Con lo bien que me vendría a mí un buzo así. Tengo unas lastimaduras perpetuas en los codos y en las rodillas. En cada partido se me salen las cascaritas, y entre partido y partido se me vuelven a formar. Mi mamá me dice que tengo que tener cuidado, que se me puede ulcerar la piel. Igual mamá está en su mundo. Habla poco y piensa mucho. Y casi siempre está en el dormitorio con papá.
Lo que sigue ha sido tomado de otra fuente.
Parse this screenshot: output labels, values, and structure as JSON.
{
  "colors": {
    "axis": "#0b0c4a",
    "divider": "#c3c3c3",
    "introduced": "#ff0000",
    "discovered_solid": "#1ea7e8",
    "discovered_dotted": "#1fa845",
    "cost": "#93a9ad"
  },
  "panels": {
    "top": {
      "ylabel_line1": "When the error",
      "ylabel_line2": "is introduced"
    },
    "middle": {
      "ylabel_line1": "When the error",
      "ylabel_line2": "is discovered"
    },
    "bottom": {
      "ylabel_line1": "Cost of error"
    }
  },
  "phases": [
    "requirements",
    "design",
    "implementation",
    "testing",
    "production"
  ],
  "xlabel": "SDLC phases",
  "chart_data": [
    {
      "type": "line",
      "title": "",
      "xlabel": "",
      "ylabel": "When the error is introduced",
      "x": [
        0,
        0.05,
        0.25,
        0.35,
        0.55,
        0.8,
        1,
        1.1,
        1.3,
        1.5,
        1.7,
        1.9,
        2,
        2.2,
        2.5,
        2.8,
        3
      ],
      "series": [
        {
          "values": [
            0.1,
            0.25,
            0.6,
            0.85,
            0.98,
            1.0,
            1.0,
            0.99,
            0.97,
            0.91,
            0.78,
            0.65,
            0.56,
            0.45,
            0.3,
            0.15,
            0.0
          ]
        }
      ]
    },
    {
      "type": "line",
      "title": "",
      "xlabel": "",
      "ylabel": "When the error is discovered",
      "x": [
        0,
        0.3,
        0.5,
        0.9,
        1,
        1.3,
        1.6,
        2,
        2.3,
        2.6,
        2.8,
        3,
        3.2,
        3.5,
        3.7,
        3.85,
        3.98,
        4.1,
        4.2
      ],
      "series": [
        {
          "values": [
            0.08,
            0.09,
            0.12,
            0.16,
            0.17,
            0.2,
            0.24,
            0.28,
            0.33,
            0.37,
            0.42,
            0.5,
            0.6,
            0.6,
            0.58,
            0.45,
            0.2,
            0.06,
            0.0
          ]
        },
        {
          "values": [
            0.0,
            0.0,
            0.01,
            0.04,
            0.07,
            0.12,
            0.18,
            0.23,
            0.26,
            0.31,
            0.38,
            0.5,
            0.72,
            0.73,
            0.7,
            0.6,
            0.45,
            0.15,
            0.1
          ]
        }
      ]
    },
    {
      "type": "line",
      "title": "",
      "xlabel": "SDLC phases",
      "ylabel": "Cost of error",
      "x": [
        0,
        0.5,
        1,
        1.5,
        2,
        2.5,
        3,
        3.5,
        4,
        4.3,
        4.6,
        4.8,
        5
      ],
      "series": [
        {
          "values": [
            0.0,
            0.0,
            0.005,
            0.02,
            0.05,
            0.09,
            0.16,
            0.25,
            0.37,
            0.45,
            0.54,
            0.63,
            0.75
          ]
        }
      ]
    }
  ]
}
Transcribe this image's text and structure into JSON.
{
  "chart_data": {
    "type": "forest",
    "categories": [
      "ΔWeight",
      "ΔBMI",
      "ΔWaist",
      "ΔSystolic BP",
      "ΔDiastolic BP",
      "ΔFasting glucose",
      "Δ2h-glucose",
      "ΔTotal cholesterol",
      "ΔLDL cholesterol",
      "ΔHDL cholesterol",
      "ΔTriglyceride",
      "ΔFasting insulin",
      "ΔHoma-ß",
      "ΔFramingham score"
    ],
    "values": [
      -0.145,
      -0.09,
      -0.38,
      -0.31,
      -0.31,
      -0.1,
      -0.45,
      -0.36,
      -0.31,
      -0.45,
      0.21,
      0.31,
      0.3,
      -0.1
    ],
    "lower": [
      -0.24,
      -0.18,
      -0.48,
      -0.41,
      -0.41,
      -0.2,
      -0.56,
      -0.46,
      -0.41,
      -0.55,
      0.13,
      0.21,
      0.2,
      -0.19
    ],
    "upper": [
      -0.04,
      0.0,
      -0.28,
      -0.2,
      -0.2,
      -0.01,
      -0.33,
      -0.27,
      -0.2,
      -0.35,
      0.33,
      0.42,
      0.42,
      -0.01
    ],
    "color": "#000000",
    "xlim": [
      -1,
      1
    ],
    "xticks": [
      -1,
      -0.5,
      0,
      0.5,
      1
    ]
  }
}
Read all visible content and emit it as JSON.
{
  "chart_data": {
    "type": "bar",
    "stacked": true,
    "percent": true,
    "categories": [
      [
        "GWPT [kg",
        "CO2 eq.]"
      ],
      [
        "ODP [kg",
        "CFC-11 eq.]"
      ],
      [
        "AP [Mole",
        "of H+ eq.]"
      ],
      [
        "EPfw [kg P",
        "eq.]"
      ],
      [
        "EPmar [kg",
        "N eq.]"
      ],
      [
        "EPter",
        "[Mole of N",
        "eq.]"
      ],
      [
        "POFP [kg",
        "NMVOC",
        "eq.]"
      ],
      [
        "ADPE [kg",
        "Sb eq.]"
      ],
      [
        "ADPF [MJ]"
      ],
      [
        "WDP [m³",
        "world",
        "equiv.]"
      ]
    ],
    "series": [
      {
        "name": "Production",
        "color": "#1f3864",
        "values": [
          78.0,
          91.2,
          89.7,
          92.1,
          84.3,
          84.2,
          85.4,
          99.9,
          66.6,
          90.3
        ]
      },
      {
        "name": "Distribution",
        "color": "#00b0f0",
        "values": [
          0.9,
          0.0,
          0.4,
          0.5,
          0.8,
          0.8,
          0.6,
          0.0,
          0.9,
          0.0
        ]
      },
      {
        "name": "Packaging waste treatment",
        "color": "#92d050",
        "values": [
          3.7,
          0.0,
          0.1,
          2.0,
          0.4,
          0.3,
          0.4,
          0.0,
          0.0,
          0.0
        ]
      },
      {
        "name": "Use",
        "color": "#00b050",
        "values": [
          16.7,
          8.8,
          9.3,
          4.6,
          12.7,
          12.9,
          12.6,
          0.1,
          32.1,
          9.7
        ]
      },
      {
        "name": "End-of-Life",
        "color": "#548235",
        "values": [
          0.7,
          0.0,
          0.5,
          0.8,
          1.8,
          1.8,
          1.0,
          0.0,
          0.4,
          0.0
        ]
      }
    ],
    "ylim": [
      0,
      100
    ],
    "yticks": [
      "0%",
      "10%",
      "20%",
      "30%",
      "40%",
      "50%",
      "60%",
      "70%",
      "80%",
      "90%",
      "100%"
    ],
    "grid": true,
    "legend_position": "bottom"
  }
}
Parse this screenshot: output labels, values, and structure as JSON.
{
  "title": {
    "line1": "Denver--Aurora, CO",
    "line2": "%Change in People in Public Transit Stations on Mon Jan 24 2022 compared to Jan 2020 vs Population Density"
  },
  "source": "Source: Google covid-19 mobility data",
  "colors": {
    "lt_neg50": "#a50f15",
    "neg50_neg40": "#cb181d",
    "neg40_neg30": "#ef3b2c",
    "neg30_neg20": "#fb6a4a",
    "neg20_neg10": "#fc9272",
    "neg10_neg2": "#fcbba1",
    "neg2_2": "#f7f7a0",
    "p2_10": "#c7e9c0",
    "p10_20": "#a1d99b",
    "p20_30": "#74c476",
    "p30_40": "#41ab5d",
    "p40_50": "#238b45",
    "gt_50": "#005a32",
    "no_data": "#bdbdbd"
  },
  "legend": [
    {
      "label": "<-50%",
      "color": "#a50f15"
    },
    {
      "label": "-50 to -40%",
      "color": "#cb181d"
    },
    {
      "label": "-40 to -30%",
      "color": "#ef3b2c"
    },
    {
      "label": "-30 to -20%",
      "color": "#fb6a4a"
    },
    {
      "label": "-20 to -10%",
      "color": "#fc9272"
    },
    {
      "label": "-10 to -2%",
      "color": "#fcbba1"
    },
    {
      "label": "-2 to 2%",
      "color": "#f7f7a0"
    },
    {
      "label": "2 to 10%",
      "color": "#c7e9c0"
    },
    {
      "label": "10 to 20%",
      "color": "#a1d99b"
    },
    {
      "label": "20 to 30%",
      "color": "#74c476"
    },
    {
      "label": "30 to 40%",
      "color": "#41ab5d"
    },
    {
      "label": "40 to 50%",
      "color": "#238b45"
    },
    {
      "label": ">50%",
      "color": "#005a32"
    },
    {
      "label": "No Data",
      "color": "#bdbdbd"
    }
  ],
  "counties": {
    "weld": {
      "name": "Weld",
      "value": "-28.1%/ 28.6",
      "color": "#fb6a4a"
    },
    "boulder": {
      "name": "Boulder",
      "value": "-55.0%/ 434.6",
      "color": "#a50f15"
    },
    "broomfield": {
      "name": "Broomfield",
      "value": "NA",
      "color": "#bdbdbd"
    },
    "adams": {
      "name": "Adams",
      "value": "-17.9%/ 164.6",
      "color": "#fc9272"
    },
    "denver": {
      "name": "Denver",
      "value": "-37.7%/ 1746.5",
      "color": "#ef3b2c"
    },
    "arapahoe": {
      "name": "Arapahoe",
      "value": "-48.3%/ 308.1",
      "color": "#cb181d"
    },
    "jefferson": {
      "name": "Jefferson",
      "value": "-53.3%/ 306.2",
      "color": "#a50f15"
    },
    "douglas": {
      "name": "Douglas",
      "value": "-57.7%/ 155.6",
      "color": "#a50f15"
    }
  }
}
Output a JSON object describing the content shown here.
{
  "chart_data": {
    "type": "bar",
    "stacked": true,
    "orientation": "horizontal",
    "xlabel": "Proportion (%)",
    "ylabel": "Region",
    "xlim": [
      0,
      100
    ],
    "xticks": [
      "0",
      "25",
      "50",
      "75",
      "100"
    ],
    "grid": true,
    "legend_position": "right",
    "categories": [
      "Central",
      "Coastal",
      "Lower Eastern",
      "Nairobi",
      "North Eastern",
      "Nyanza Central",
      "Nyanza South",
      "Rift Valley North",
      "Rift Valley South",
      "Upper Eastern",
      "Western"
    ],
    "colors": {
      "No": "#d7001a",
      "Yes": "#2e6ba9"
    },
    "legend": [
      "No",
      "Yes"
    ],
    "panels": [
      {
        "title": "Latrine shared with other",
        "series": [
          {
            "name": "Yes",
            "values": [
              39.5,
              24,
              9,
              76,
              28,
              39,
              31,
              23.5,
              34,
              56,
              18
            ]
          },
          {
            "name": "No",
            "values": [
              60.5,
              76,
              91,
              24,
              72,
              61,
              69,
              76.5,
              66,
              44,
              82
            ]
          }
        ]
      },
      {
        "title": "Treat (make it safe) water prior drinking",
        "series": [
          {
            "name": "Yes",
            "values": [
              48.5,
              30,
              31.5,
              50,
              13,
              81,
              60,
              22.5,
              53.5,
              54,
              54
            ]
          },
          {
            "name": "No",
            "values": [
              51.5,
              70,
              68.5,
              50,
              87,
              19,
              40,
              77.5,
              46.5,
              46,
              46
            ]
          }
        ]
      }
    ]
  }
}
Fillol es el mejor arquero del mundo porque cuando un delantero se va solo, pero solo, solo, sin marca, contra su arco, Fillol lo sabe esperar. Fillol no se queda pegado a la raya de gol, ni sale a la desesperada. No, señor. Fillol elige un punto DE-TER-MI-NA-DO del campo de juego. Un lugar SE-CRE-TO que es un sitio mágico donde el delantero va a fracasar. Fillol le va a tapar el tiro con esas piernas que algunos dicen que son un poco chuecas, aunque a mí me parece que no. Fillol es el dueño de ese espacio que no está marcado en ningún sitio salvo en su cabeza de genio.

Con Fillol no nos puede pasar nada malo. Con Fillol no nos pueden ganar. Fillol es capaz de detener todo lo malo antes de que eso malo llegue hasta nosotros. Sea lo que sea. Un cañonazo disparado por un delantero brasileño, un cabezazo holandés. O algo peor.

Uy.

Acabo de percatarme de que casi llevo escritos los dichosos 8000 caracteres. Es raro. Para escribir UBALDO MATILDO FILLOL me alcanzan 21. Vaya uno a saber en qué extraños senderos de mi pasado se me extraviaron todos los demás.